Martin Dockrell, director of policy at Action on Smoking and Health (Ash), said «The industry faces the same old problem that they just can’t solve who will they find to speak for an industry that kills half its users?

«This is the latest attempt to get smokers to do the work for them. This time they seem intent on keeping tight control of the messaging.

«The industry dilemma is this they hope to achieve more credibility by using organisations that look independent, but the more independent the spokesman, the less the tobacco companies are in control. This time they are mimicking online campaign sites like 38 Degrees, recruiting smokers as ‘netizens’, but retaining maximum control over the content.»

Philip Morris is the fourth biggest tobacco company in the UK, selling about 7% of the 4.4bn cigarettes sold each year, which means the inserts will run in potentially as many as 1.5m packets over the course of the campaign to raise awareness among its customers.
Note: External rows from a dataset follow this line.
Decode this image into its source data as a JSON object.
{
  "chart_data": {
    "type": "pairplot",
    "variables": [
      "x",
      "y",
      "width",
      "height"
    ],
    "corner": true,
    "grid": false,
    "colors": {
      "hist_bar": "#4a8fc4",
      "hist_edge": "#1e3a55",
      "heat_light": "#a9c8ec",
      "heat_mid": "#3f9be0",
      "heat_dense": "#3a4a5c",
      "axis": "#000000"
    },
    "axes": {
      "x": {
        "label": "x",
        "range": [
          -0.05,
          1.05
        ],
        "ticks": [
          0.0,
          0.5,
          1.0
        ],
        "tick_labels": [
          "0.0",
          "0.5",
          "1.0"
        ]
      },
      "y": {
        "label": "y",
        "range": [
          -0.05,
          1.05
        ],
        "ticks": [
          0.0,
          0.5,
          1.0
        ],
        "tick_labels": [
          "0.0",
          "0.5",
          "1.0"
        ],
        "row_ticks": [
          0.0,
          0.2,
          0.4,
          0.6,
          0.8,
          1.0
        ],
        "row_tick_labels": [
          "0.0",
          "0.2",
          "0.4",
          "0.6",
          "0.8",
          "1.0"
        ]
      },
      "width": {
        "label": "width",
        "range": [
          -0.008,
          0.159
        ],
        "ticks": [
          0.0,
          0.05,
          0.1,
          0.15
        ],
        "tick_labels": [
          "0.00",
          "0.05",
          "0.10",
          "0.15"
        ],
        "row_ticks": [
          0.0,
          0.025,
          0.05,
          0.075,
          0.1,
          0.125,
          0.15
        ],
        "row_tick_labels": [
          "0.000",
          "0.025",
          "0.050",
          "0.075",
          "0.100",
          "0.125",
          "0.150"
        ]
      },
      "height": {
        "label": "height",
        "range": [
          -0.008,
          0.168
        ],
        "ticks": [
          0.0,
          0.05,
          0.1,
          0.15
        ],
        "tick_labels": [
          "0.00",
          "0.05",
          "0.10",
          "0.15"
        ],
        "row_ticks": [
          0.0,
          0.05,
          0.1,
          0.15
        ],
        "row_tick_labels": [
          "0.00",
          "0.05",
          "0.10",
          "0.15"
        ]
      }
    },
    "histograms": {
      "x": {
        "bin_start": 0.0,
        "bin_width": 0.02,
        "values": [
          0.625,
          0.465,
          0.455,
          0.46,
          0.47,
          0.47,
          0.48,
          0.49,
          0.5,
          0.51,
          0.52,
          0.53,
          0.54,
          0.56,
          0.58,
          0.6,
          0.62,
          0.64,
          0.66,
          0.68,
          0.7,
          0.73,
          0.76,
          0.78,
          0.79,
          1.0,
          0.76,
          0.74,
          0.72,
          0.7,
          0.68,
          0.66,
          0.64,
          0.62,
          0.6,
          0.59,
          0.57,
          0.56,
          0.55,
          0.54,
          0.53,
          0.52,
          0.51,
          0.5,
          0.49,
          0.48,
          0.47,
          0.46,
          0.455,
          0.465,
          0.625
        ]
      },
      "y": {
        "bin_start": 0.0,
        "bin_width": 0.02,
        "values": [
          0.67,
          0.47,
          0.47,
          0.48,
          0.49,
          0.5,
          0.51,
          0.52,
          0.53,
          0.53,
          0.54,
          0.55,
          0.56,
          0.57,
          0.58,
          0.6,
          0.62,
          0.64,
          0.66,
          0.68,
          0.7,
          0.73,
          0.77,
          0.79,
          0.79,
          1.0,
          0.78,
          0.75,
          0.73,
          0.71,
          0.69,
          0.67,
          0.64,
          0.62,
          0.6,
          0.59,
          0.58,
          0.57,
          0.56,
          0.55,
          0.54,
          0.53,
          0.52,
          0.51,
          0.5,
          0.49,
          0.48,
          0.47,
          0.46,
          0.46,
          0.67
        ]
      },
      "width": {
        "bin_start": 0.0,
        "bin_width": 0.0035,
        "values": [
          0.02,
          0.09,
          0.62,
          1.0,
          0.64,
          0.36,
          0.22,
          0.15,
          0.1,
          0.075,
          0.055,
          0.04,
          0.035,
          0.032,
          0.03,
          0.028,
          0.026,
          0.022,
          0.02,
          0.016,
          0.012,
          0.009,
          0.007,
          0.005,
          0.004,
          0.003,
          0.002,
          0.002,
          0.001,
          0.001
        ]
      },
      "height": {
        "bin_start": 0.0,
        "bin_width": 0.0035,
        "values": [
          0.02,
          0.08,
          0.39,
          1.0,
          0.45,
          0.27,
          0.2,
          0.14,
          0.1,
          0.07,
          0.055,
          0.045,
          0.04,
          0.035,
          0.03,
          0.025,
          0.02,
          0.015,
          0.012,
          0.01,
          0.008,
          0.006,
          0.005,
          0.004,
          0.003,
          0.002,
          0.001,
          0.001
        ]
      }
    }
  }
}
Philip Morris is not running the campaign in conjunction with the other «big four» tobacco companies Japan Tobacco International (JTI), Imperial Tobacco and British American Tobacco and is not a member of the trade body the Tobacco Manufacturers’ Association.

The tobacco industry has been stepping up lobbying efforts against proposed government regulations in recent months.

The JTI UK subsidiary Gallaher, which markets brands including Benson & Hedges, Silk Cut and Camel, has run a series of ads in national newspapers attacking government policy.

The ads hit out against anti tobacco groups as well as plans for proposals including the introduction of plain packaging.

Groups including Ash and Cancer Research complained to the advertising watchdog that the content of the ads contained inaccuracies. The Advertising Standards Authority banned three ads for being misleading.